Although calculated RC and NMR-measured RC are different, the results of this study suggest that the relationship between RCe and RCn is related to TG levels. Then, when their correlations stratified by TG quartiles were analyzed, it was found that the higher TG levels, the stronger correlation between RCe and RCn. Moreover, this study explored the correlations between RCe and RCn hierarchized by abnormal TG levels (150 mg/dL) at fasting state in clinic and found that RCe had low correlations with RCn when the TG levels were <  150 mg/dL. However, RCe showed positive correlations with RCn at high TG levels (≥150 mg/dL, R > 0.5). When the absolute values of RCe and RCn were compared, although a substantial discordance between RCe and RCn is further demonstrated, RCe levels are nearly equal to RCn levels within certain TG levels. These findings imply that using calculated RC instead of direct measurements to evaluate actual RC in research studies or clinical practice may be feasible. However, a larger sample study is needed to explore the relationship between their absolute values and find the cutoff value of TG.

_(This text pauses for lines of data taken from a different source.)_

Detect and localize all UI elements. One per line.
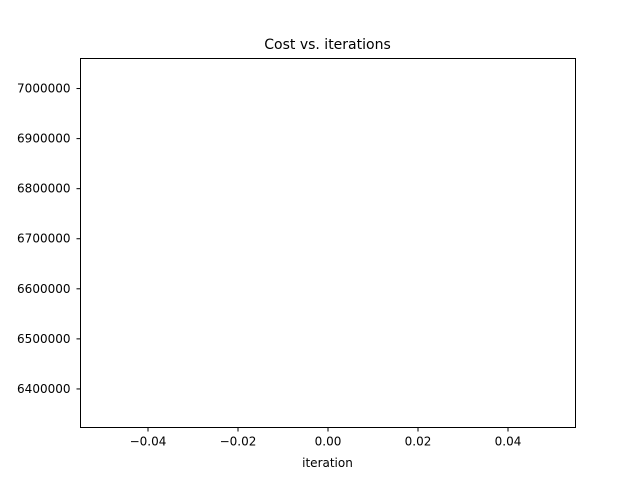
- x-tick-label: −0.04: [130, 435, 167, 449]
- x-axis-label: iteration: [302, 456, 353, 470]
- y-tick-label: 6800000: [17, 182, 70, 196]
- y-tick-label: 6600000: [17, 282, 70, 296]
- x-axis: −0.04 −0.02 0.00 0.02 0.04: [130, 427, 522, 449]
- y-tick-label: 6700000: [17, 232, 70, 246]
- x-tick-label: 0.04: [495, 435, 522, 449]
- x-tick-label: −0.02: [220, 435, 257, 449]
- y-tick-label: 7000000: [17, 82, 70, 96]
- y-axis: 6400000 6500000 6600000 6700000 6800000 69000…: [17, 82, 81, 396]
- y-tick-label: 6500000: [17, 332, 70, 346]
- y-tick-label: 6900000: [17, 132, 70, 146]
- chart-title: Cost vs. iterations: [264, 37, 391, 53]
- y-tick-label: 6400000: [17, 382, 70, 396]
- x-tick-label: 0.02: [405, 435, 432, 449]
- x-tick-label: 0.00: [315, 435, 342, 449]
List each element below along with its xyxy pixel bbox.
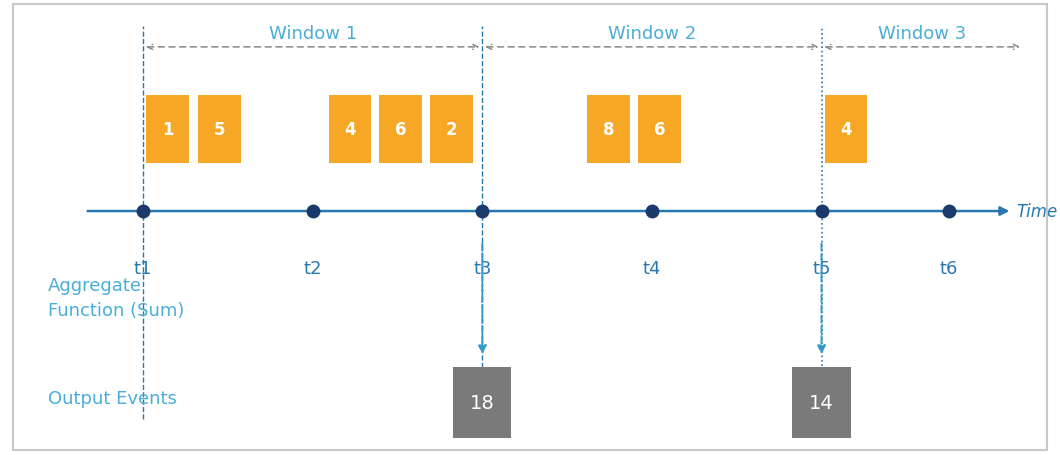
Text: t1: t1: [134, 259, 153, 277]
Text: 4: 4: [841, 121, 851, 139]
Text: 1: 1: [162, 121, 173, 139]
Bar: [379, 96, 422, 164]
Text: 4: 4: [344, 121, 355, 139]
Text: Window 3: Window 3: [878, 25, 967, 43]
Text: 6: 6: [654, 121, 665, 139]
Text: Window 2: Window 2: [607, 25, 696, 43]
Bar: [793, 368, 851, 438]
Text: t3: t3: [473, 259, 492, 277]
Text: 2: 2: [446, 121, 457, 139]
Text: Window 1: Window 1: [268, 25, 357, 43]
Text: 6: 6: [395, 121, 406, 139]
Text: t2: t2: [303, 259, 322, 277]
Text: Output Events: Output Events: [48, 389, 177, 407]
Text: 5: 5: [214, 121, 225, 139]
Bar: [329, 96, 371, 164]
Bar: [146, 96, 189, 164]
Text: Aggregate
Function (Sum): Aggregate Function (Sum): [48, 277, 184, 319]
Text: t4: t4: [642, 259, 661, 277]
Bar: [638, 96, 681, 164]
Text: t6: t6: [939, 259, 958, 277]
Bar: [430, 96, 473, 164]
Text: Time: Time: [1017, 202, 1058, 221]
Text: t5: t5: [812, 259, 831, 277]
Bar: [454, 368, 511, 438]
Bar: [587, 96, 630, 164]
Text: 8: 8: [603, 121, 614, 139]
Bar: [825, 96, 867, 164]
Bar: [198, 96, 241, 164]
Text: 18: 18: [470, 393, 495, 412]
Text: 14: 14: [809, 393, 834, 412]
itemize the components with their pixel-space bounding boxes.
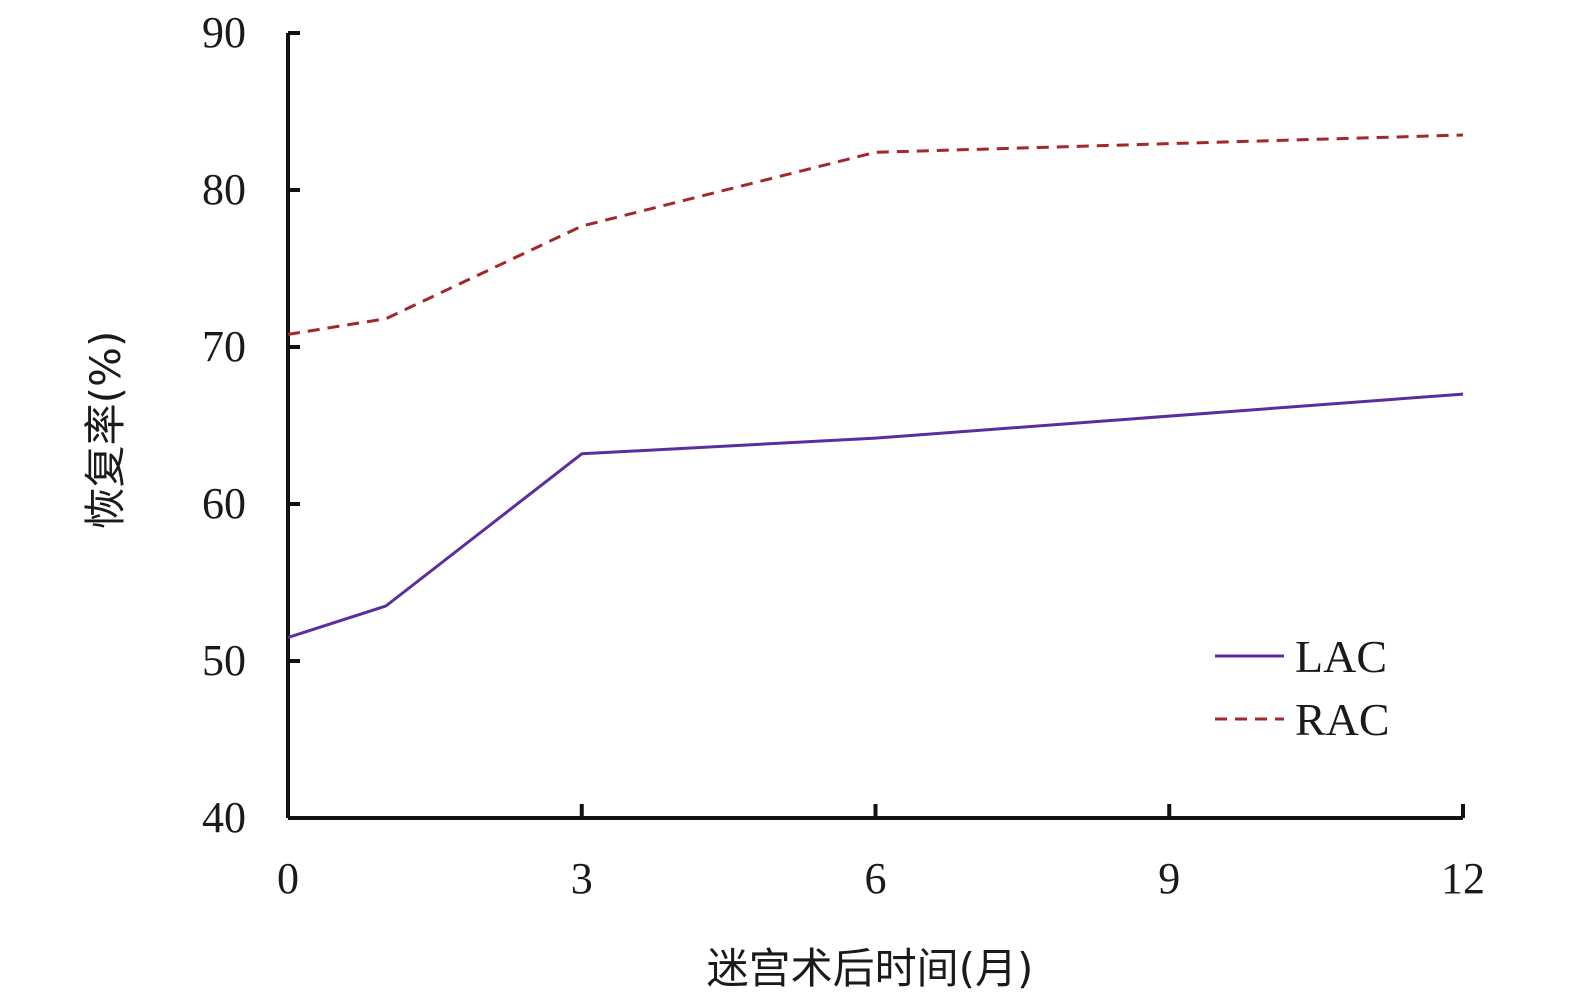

Study strengths and limitations

The present study has a number of strengths. This was the first study to explore differences and relationships between calculated RC and NMR-measured RC. The findings that RCe levels are nearly equal to RCn levels within certain TG levels proposed the clinical applicability of calculated RC. Besides, this study analyzed the results based on participants under daily life conditions which would provide more universal and generalizable results. Another strength of this study was the division of non-fasting state into 2 h and 4 h after a meal which was more detailed than previous studies. However, these findings should be interpreted in the context of several potential limitations. First, it is impossible to solely differentiate CM-Rs using the NMR spectroscopy method. Second, although a consensus method of measuring remnant lipoprotein levels is not established, numerous clinical studies have widely demonstrated that high RCe levels are a significant independent risk for ASCVD. Studies comparing RCs measured using other available methods are needed to determine additional discordance for further studies. Relevant studies are also needed to evaluate the association between different assessments of RC and ASCVD more accurately. In addition, the sample size is small and a further research in larger cohort is needed.

Conclusions

In this study, both RCe and RCn levels were increased after a meal. These results imply that testing postprandial RC especially at 4 h to predict ASCVD risk is meaningful. Notable discrepancies exist between RCe and RCn, and RCe could overestimate or underestimate RCn according to different TG levels. Thus, it is necessary to develop a consensus clinical method for measuring RC levels, so that results from different studies and platforms can be compared more directly. This would be an important step in the study of RC, which might serve as a potential target for therapy in the future. Moreover, the phenomenon that RCe levels are nearly equal to RCn levels within certain TG levels imply that using calculated RC, which is a simple and convenient method of evaluating actual RC instead of direct measurements in research studies or clinical practice, may be feasible. However, a further research in larger sample is needed to find the TG cutoff value.